Doing Something about Climate Change

There is as much politics among academic scientists as there is in any elected chamber of government. Unfortunately climate change has become a subject for political chicanery, rather in the same way that economics and social policy have become sunk in the mire of politicking.

A few weeks ago sixteen leading scientists signed a letter about climate change. These scientists believe that there is no need to decarbonise our economies and that it is possible that climate change predictions have been exaggerated and a slight warming that may ensure may actually be beneficial to humanity.

They claimed that the American Physical Society held these views, and that evoked the following response from the APS:-

“Global warming is occurring” and “while there are factors driving the natural variability of climate (e.g., volcanoes, solar variability, oceanic oscillations), no known natural mechanisms have been proposed that explain all of the observed warming in the past century.”

The APS did not suggest that it is incontrovertible that global warming is human induced. The point is, of course, that human activity is the most likely explanation, along the lines of when you have eliminated the impossible, whatever remains, however improbably, must be true.

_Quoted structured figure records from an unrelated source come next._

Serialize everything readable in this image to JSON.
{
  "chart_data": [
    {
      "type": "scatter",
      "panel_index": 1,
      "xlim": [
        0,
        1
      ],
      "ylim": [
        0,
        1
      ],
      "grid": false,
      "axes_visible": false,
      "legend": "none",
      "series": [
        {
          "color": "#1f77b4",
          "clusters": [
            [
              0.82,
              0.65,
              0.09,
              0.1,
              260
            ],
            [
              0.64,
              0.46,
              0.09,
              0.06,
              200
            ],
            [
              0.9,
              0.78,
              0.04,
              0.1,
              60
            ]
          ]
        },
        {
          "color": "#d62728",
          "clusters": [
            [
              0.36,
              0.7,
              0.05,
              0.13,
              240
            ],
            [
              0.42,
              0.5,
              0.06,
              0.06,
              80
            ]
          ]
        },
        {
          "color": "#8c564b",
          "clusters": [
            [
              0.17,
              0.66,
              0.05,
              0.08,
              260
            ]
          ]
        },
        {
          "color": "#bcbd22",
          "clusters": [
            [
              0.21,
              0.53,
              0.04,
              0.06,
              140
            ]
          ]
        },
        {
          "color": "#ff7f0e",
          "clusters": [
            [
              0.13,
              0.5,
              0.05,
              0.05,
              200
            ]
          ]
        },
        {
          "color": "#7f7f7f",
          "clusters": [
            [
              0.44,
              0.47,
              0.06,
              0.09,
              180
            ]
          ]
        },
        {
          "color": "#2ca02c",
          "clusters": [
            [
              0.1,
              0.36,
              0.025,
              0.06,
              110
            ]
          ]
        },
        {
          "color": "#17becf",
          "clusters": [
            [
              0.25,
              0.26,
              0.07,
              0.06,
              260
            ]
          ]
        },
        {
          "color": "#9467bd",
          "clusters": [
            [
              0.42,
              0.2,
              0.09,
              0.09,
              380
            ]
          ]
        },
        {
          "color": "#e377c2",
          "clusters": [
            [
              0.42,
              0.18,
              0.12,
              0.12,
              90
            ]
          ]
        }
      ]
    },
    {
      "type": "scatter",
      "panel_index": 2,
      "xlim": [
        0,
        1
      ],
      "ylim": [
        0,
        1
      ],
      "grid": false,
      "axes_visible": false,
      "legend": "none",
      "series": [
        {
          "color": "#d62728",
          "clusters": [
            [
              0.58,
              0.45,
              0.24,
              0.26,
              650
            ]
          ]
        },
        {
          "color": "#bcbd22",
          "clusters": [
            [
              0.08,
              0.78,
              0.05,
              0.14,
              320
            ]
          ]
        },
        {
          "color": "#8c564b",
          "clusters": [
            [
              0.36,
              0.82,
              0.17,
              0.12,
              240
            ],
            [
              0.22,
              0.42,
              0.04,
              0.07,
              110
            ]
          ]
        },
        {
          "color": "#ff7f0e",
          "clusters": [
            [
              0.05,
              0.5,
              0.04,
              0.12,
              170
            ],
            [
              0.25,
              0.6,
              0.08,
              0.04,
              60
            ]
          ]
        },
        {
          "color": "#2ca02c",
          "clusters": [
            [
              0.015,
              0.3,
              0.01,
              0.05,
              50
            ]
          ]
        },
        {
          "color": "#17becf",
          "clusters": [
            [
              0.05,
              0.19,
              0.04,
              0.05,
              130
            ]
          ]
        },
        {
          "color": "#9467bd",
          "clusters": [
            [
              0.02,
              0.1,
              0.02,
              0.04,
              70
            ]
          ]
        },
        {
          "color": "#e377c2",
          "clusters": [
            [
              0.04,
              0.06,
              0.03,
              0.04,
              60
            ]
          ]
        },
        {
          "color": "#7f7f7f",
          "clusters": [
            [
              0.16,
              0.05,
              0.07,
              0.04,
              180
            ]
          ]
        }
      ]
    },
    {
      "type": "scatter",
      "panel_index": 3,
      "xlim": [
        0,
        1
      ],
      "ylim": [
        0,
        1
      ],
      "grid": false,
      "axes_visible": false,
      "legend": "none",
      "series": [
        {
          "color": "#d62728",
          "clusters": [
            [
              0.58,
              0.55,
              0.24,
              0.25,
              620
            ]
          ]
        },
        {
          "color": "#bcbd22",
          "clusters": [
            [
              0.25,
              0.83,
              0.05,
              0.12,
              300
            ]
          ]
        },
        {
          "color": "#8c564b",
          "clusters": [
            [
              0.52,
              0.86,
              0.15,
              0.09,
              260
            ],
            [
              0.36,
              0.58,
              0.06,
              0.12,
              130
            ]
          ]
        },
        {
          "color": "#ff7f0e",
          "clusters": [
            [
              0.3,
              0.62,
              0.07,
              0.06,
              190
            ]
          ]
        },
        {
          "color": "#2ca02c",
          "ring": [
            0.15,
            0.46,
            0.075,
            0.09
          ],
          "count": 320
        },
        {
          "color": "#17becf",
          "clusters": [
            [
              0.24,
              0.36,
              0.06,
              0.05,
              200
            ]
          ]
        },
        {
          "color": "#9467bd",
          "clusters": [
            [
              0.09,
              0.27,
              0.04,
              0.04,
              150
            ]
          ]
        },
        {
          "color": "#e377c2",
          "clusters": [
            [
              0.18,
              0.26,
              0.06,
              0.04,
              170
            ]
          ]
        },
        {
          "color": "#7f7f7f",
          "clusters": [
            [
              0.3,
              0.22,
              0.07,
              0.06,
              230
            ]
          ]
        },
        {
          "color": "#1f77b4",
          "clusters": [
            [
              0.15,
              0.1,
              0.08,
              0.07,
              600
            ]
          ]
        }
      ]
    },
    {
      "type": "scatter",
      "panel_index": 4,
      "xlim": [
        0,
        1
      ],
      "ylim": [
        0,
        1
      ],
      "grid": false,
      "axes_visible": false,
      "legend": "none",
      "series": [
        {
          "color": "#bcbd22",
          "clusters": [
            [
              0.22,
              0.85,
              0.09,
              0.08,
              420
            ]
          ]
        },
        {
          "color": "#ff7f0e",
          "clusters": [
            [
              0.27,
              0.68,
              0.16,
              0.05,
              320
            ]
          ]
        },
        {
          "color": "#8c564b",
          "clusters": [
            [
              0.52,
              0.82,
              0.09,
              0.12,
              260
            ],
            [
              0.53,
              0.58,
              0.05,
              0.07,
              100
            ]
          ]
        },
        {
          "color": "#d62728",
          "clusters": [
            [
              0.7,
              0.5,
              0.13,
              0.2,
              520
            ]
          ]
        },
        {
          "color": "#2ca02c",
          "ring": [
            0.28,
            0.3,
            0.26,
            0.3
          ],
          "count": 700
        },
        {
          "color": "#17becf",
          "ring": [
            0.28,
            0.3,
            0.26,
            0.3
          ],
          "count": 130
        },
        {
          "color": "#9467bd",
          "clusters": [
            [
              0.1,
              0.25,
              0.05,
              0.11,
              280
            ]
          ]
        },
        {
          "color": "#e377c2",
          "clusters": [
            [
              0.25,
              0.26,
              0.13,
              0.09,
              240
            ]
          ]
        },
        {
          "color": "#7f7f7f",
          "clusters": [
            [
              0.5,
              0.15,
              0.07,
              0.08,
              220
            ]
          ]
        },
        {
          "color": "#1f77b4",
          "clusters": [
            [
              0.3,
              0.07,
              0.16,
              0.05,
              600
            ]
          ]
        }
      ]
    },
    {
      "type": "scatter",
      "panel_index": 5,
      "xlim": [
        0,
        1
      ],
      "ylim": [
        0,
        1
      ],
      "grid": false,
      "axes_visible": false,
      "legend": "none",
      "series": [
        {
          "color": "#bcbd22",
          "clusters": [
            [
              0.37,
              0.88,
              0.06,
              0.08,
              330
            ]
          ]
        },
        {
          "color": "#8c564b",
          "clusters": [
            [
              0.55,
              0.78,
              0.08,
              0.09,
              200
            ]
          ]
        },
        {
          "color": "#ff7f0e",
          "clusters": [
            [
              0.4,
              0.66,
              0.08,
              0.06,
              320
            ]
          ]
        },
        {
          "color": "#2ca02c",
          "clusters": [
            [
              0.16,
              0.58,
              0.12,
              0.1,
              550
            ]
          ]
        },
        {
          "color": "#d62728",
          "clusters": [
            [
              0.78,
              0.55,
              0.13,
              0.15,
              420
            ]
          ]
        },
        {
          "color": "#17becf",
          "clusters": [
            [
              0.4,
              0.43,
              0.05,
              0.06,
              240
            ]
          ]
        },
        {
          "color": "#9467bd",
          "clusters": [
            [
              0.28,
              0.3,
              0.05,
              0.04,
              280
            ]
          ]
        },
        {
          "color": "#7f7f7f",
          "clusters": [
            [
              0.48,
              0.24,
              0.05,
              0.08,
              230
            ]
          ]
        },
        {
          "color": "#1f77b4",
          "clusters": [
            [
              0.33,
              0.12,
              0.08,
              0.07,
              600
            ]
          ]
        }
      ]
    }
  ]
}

Of course there are agenda that scientists, needing research funding for their projects, are pursuing, just as governments and policy makers have agenda to make sure that they are seen to be “doing something” about climate change. As I have pointed out over the years in these posts, politicians are “doing something” but what they are doing is incoherent, often without end product, and mostly fails to achieve anything at all. It is a bit like Eric Morecambe, playing all the right notes but not necessarily in the right order.

We do need to decarbonise our society, even for no other reason than to keep pollution down, reduce dependence on finite resources and as an insurance policy against global warming. These are logical objectives and I have never heard a logical argument against any of them. We also do need to keep the politics out of climate science, otherwise we will never achieve any objective, no matter how modest.

 

One Response

  1. I am sceptical about manmade global warming because I have thought about it in an educated way and concluded that it’s possible but neither proven nor probable.

    However, seeking energy efficiency is a no brainer, as is reducing pollution and I agree with you that these aims are perfectly reasonable. No need for carbon trading and similar scams.

    However, most Daily Mail readers and Joe Public are sceptics about manmade global warming because governments jumped on this bandwagon to escalate the tax take. I suspect most ‘barrack room’ sceptics don’t understand any of the physics but just see government treating energy consumption just like cigarette smoking, alcohol drinking etc. That is, penalising it. In my view it is perfectly legitimate to use energy in transport, growing food and keeping warm.

    Unfortunately energy use has become tainted and regarded as undesirable. Almost in the same category as smoking and junk food. How rediculous. And all because of so called manmade global warming.